On Sat, 22 Aug 2015 14:40:08 -0700 Kevin P Dyer kpdyer@gmail.com wrote:
Ah, gotcha. It's not RFC compliant. RFC2616 was created in 1999 and there are tons of HTTP-like implementations since then that, ostensibly, don't need to follow it. (e.g., an HTTP-like client/server that only talk to each other.) A network monitor must deal with these cases too, and they'll broadcast HTTP/1.1 in their headers.
This [1] paper is a bit dated (2007) but my intuition is that real-world implementations have drifted even further from the RFC over the last 8 years. I swear there's a more recent paper on this topic, but I couldn't find it...
I'd be surprised if there were lots of clients that advertise HTTP/1.1 that don't include a Host header, since clients that are broken in that manner will not be able to talk to apache/ngnix/tomcat/etc[0].
Then again, fteproxy is an example of such a thing, so I may be rather sad at the results of an actual survey.

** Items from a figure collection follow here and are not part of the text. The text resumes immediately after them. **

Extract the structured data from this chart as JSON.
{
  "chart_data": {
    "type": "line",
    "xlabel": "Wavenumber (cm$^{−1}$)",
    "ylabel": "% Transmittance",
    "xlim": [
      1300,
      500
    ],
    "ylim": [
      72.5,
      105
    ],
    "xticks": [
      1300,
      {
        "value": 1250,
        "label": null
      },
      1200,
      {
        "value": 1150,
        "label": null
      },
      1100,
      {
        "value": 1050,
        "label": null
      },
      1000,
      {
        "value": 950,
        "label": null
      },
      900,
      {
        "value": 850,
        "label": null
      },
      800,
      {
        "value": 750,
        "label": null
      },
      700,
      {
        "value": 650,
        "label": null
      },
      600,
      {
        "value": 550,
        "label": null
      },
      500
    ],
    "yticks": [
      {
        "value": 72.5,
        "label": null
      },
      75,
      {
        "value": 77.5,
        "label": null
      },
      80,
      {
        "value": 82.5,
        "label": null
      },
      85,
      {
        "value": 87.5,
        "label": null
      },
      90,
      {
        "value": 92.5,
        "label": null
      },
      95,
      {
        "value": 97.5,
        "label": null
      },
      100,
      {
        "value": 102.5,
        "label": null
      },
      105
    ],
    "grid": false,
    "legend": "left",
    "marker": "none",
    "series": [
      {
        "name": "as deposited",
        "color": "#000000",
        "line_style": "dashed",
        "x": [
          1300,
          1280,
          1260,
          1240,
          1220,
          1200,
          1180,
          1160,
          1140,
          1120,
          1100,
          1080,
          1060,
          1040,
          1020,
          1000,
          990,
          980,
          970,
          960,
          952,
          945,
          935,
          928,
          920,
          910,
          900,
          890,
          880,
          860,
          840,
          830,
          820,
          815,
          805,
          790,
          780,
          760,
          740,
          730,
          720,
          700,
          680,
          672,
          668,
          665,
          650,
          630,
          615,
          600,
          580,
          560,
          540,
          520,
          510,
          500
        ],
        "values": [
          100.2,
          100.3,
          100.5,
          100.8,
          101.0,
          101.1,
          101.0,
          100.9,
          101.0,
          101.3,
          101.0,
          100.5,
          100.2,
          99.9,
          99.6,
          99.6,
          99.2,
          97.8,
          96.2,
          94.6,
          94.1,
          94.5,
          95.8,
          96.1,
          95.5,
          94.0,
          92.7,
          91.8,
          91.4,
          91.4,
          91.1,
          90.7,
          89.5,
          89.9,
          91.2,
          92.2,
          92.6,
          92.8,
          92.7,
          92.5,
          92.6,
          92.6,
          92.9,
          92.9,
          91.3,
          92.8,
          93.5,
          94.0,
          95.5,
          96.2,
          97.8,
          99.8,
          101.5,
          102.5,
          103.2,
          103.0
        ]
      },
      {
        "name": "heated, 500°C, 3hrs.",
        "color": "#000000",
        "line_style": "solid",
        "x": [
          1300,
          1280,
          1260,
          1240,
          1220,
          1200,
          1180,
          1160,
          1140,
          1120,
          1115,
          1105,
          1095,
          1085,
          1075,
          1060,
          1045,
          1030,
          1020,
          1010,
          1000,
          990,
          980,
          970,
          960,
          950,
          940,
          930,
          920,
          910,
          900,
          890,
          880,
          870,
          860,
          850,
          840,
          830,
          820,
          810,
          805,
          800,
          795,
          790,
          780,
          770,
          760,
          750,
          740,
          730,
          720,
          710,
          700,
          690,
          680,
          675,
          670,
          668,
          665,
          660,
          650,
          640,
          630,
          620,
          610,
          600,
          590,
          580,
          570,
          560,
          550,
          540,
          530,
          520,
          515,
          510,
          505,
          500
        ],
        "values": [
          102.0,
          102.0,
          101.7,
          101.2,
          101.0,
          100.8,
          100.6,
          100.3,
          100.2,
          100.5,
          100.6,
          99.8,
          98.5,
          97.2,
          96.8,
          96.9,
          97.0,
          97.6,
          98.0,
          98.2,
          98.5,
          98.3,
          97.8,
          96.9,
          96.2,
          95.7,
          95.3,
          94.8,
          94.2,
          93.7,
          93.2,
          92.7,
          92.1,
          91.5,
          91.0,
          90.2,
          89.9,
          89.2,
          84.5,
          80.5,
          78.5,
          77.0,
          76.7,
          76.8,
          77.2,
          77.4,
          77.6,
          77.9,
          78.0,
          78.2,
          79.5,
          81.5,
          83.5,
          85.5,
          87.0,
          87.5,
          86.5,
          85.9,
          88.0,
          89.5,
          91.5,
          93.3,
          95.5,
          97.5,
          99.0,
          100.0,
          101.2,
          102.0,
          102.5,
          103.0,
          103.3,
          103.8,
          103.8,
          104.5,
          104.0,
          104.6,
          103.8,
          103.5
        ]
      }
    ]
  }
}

Since requests of that sort should invoke the error path on RFC compliant servers it's a really good distinguisher since legitimate clients will not do such a thing. Existing realistic adversaries already have "identify 'suspicious behavior', call back to confirm" style filtering in production, so false positive rate can be reduce to 0 if needed.
Based on our exploration of data, we found there's a wide range of implementations and most of which have non-RFC-compliant behaviors. See Section 4 of our paper for more details. For that reason I'd be very surprised if a host-header-check could result in a 0 FP rate.

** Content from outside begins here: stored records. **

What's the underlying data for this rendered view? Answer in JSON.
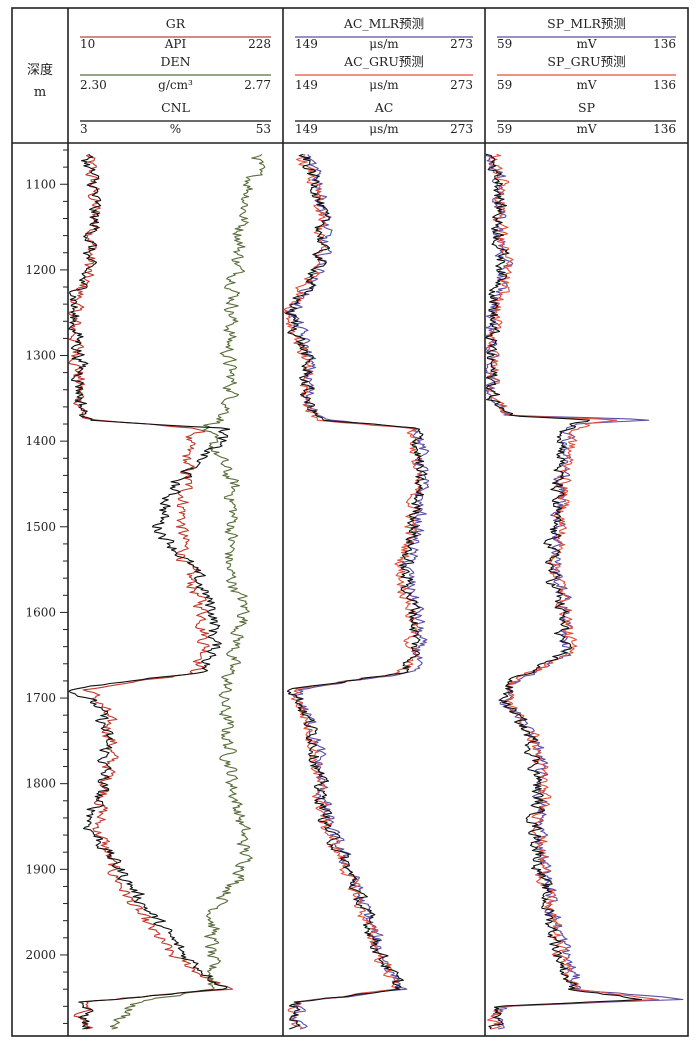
{
  "chart_data": {
    "type": "line",
    "depth_axis": {
      "label": "深度",
      "unit": "m",
      "range": [
        1060,
        2090
      ],
      "major_ticks": [
        1100,
        1200,
        1300,
        1400,
        1500,
        1600,
        1700,
        1800,
        1900,
        2000
      ],
      "minor_step": 20
    },
    "tracks": [
      {
        "curves": [
          {
            "name": "GR",
            "unit": "API",
            "min": "10",
            "max": "228",
            "range": [
              10,
              228
            ],
            "color": "#b5473a"
          },
          {
            "name": "DEN",
            "unit": "g/cm³",
            "min": "2.30",
            "max": "2.77",
            "range": [
              2.3,
              2.77
            ],
            "color": "#5a6e3a"
          },
          {
            "name": "CNL",
            "unit": "%",
            "min": "3",
            "max": "53",
            "range": [
              3,
              53
            ],
            "color": "#111111"
          }
        ],
        "series": [
          {
            "name": "GR",
            "color": "#c0392b",
            "depths": [
              1065,
              1100,
              1150,
              1200,
              1250,
              1300,
              1350,
              1375,
              1385,
              1400,
              1450,
              1500,
              1550,
              1600,
              1650,
              1670,
              1690,
              1710,
              1750,
              1800,
              1850,
              1900,
              1950,
              2000,
              2040,
              2055,
              2070,
              2085
            ],
            "values": [
              30,
              35,
              38,
              30,
              15,
              20,
              22,
              27,
              145,
              130,
              130,
              125,
              130,
              148,
              150,
              140,
              30,
              45,
              55,
              50,
              40,
              55,
              80,
              115,
              170,
              25,
              25,
              28
            ]
          },
          {
            "name": "DEN",
            "color": "#5a6e3a",
            "depths": [
              1065,
              1100,
              1150,
              1200,
              1250,
              1300,
              1350,
              1375,
              1385,
              1400,
              1450,
              1500,
              1550,
              1600,
              1650,
              1700,
              1750,
              1800,
              1850,
              1900,
              1950,
              2000,
              2040,
              2055,
              2085
            ],
            "values": [
              2.72,
              2.7,
              2.68,
              2.67,
              2.66,
              2.65,
              2.66,
              2.64,
              2.6,
              2.61,
              2.66,
              2.66,
              2.65,
              2.69,
              2.66,
              2.64,
              2.65,
              2.66,
              2.68,
              2.69,
              2.62,
              2.61,
              2.62,
              2.45,
              2.4
            ]
          },
          {
            "name": "CNL",
            "color": "#111111",
            "depths": [
              1065,
              1100,
              1150,
              1200,
              1250,
              1300,
              1350,
              1375,
              1385,
              1400,
              1450,
              1500,
              1550,
              1600,
              1650,
              1670,
              1690,
              1710,
              1750,
              1800,
              1850,
              1900,
              1950,
              2000,
              2040,
              2055,
              2085
            ],
            "values": [
              7,
              9,
              9,
              7,
              4,
              6,
              6,
              7,
              40,
              38,
              28,
              24,
              32,
              37,
              37,
              34,
              4,
              10,
              12,
              11,
              8,
              15,
              22,
              30,
              40,
              7,
              7
            ]
          }
        ]
      },
      {
        "curves": [
          {
            "name": "AC_MLR预测",
            "unit": "μs/m",
            "min": "149",
            "max": "273",
            "range": [
              149,
              273
            ],
            "color": "#5b4ea8"
          },
          {
            "name": "AC_GRU预测",
            "unit": "μs/m",
            "min": "149",
            "max": "273",
            "range": [
              149,
              273
            ],
            "color": "#e0503a"
          },
          {
            "name": "AC",
            "unit": "μs/m",
            "min": "149",
            "max": "273",
            "range": [
              149,
              273
            ],
            "color": "#111111"
          }
        ],
        "series": [
          {
            "name": "AC_MLR预测",
            "color": "#5b4ea8",
            "depths": [
              1065,
              1100,
              1150,
              1200,
              1250,
              1300,
              1350,
              1375,
              1385,
              1400,
              1450,
              1500,
              1550,
              1600,
              1650,
              1670,
              1690,
              1710,
              1750,
              1800,
              1850,
              1900,
              1950,
              2000,
              2040,
              2055,
              2085
            ],
            "values": [
              162,
              172,
              175,
              172,
              155,
              165,
              165,
              172,
              233,
              234,
              234,
              232,
              225,
              232,
              232,
              226,
              157,
              162,
              170,
              172,
              177,
              190,
              200,
              210,
              222,
              157,
              158
            ]
          },
          {
            "name": "AC_GRU预测",
            "color": "#e0503a",
            "depths": [
              1065,
              1100,
              1150,
              1200,
              1250,
              1300,
              1350,
              1375,
              1385,
              1400,
              1450,
              1500,
              1550,
              1600,
              1650,
              1670,
              1690,
              1710,
              1750,
              1800,
              1850,
              1900,
              1950,
              2000,
              2040,
              2055,
              2085
            ],
            "values": [
              160,
              168,
              172,
              170,
              152,
              162,
              162,
              170,
              228,
              230,
              230,
              228,
              221,
              228,
              228,
              222,
              155,
              160,
              168,
              170,
              175,
              188,
              198,
              208,
              220,
              155,
              156
            ]
          },
          {
            "name": "AC",
            "color": "#111111",
            "depths": [
              1065,
              1100,
              1150,
              1200,
              1250,
              1300,
              1350,
              1375,
              1385,
              1400,
              1450,
              1500,
              1550,
              1600,
              1650,
              1670,
              1690,
              1710,
              1750,
              1800,
              1850,
              1900,
              1950,
              2000,
              2040,
              2055,
              2085
            ],
            "values": [
              161,
              170,
              173,
              171,
              153,
              163,
              163,
              171,
              230,
              232,
              232,
              230,
              223,
              230,
              230,
              224,
              156,
              161,
              169,
              171,
              176,
              189,
              199,
              209,
              221,
              156,
              157
            ]
          }
        ]
      },
      {
        "curves": [
          {
            "name": "SP_MLR预测",
            "unit": "mV",
            "min": "59",
            "max": "136",
            "range": [
              59,
              136
            ],
            "color": "#5b4ea8"
          },
          {
            "name": "SP_GRU预测",
            "unit": "mV",
            "min": "59",
            "max": "136",
            "range": [
              59,
              136
            ],
            "color": "#e0503a"
          },
          {
            "name": "SP",
            "unit": "mV",
            "min": "59",
            "max": "136",
            "range": [
              59,
              136
            ],
            "color": "#111111"
          }
        ],
        "series": [
          {
            "name": "SP_MLR预测",
            "color": "#5b4ea8",
            "depths": [
              1065,
              1100,
              1150,
              1200,
              1250,
              1300,
              1350,
              1370,
              1375,
              1380,
              1390,
              1450,
              1500,
              1550,
              1600,
              1650,
              1680,
              1700,
              1750,
              1800,
              1850,
              1900,
              1950,
              2000,
              2040,
              2052,
              2060,
              2085
            ],
            "values": [
              61,
              65,
              64,
              66,
              62,
              61,
              62,
              67,
              126,
              95,
              91,
              88,
              87,
              86,
              90,
              90,
              70,
              66,
              79,
              80,
              80,
              82,
              85,
              90,
              94,
              135,
              65,
              63
            ]
          },
          {
            "name": "SP_GRU预测",
            "color": "#e0503a",
            "depths": [
              1065,
              1100,
              1150,
              1200,
              1250,
              1300,
              1350,
              1370,
              1375,
              1380,
              1390,
              1450,
              1500,
              1550,
              1600,
              1650,
              1680,
              1700,
              1750,
              1800,
              1850,
              1900,
              1950,
              2000,
              2040,
              2052,
              2060,
              2085
            ],
            "values": [
              62,
              66,
              65,
              67,
              63,
              62,
              63,
              68,
              110,
              98,
              92,
              89,
              88,
              86,
              90,
              91,
              70,
              67,
              78,
              81,
              80,
              81,
              84,
              88,
              93,
              125,
              64,
              62
            ]
          },
          {
            "name": "SP",
            "color": "#111111",
            "depths": [
              1065,
              1100,
              1150,
              1200,
              1250,
              1300,
              1350,
              1370,
              1375,
              1380,
              1390,
              1450,
              1500,
              1550,
              1600,
              1650,
              1680,
              1700,
              1750,
              1800,
              1850,
              1900,
              1950,
              2000,
              2040,
              2052,
              2060,
              2085
            ],
            "values": [
              61,
              65,
              64,
              66,
              62,
              61,
              62,
              67,
              100,
              93,
              90,
              86,
              85,
              84,
              88,
              88,
              69,
              66,
              77,
              79,
              78,
              80,
              83,
              87,
              92,
              120,
              64,
              62
            ]
          }
        ]
      }
    ]
  }
}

The point isn't to use non-compliance as the sole discriminator (since people do write broken code), but to cut down the candidate IP/Port list down to something that's reasonable for whatever active probing infrastructure that exists to manage.
From there, delta-T later with separate infrastructure attempt a full FTE + Tor handshake, and blacklist/RST inject/etc target candidates that succeed.
The second step gets to 0 FP, and precisely this sort of thing is how China currently handles obfs3. The delay (anecdotal) is about 10 mins.
Intuitively I think that "missing Host header" will be extremely rare but I don't have a way to get traces to prove/disprove it.
With that being said, I'll add the host-header-check to the list of experiments that we want to do for the full version of our paper. Would be interesting to learn what the data tells us.
I would be interested in seeing the results.